4. Classic Camera Shake – This type of camera shake is due to pushing the shutter button down rather than squeezing it carefully. Notice how the image seems to spin around its center. If you look closely you can see the telltale "comma" shape of the highlights that are symptomatic of this problem. That means the camera was held more firmly on one side than on the other. A good tripod will eliminate this problem.
When you shop for a tripod, be aware that there are tripods for video/movie cameras and tripods for still cameras.
Video/movie tripods are designed to allow the camera to move smoothly. They have a head with a long handle at the back to give good leverage. The better quality tripods have some sort of device that assists you in moving smoothly, usually a hydraulic system called a "fluid head."
Tripods for still cameras are designed to hold the camera as still as possible. Some tripods are designed for use in the studio, others for use in the field.
Since "bigger is better – no exceptions," studio tripods tend to be big, really big. Often studio tripods take the form of a single wide-based column weighing several hundred pounds. However, we all know that if you don’t carry your tripod around, it's no good having one in the first place. So get one that is the biggest one you are willing to carry. Field tripods range from a couple of inches high to ten feet or so.

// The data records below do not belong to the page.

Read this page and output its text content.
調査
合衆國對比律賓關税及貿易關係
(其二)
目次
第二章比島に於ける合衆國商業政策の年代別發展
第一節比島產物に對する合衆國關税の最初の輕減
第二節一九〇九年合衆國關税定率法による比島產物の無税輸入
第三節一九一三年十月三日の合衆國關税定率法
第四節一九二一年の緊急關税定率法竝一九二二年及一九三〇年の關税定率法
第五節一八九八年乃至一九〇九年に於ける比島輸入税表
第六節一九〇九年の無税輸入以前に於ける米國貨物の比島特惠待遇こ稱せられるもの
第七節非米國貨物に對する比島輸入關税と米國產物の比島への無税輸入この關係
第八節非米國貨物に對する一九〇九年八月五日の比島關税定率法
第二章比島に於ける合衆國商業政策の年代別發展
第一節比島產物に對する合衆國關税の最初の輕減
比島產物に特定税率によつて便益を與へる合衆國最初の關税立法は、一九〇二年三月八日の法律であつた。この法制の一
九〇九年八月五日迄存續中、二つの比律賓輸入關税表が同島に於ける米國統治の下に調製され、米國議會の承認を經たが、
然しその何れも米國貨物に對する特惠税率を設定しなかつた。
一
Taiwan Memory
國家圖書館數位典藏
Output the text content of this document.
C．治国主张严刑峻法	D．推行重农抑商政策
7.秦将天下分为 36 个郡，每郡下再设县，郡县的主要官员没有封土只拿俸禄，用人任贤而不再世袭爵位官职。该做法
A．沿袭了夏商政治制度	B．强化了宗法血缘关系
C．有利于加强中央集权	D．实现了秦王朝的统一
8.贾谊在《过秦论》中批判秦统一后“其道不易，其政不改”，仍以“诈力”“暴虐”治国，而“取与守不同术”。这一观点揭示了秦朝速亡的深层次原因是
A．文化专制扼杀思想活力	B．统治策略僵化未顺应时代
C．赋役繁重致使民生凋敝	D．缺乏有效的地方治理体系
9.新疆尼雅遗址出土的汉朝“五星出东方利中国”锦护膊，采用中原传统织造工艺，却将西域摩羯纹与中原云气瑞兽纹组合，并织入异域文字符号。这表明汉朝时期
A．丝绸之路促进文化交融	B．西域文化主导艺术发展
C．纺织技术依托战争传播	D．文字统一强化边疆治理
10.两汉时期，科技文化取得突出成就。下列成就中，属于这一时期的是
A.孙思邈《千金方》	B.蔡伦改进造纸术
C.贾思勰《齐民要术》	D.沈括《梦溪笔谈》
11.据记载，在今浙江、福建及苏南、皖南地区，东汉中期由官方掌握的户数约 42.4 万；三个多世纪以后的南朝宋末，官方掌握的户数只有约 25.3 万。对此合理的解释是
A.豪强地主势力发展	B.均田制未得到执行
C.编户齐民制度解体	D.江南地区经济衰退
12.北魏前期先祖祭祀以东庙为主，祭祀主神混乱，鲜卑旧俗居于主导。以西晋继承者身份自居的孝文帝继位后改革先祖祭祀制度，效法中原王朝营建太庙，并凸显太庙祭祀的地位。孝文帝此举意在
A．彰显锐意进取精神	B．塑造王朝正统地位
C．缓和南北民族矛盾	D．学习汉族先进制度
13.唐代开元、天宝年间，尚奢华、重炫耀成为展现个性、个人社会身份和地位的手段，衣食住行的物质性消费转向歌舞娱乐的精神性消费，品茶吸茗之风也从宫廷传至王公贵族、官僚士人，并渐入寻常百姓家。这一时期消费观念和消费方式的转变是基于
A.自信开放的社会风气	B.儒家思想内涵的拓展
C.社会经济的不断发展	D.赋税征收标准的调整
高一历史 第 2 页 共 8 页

Choosing the right head for your tripod is just as important as choosing the tripod. A good rule of thumb is to make sure it does what you want it to do. For instance, if you shoot a lot of nature photos, make sure that the head turns upside down so that you can shoot from very low angles. If you shoot a lot of macro, look for a head that does not move the center of the lens very far when you adjust it. This keeps you from having to recenter your subject all of the time. If you shoot a lot of telephoto shots, get a head that can support the front-heavy lenses. Tell your National Camera Exchange & Video salesperson what you want to shoot, and they will help you to make a good choice.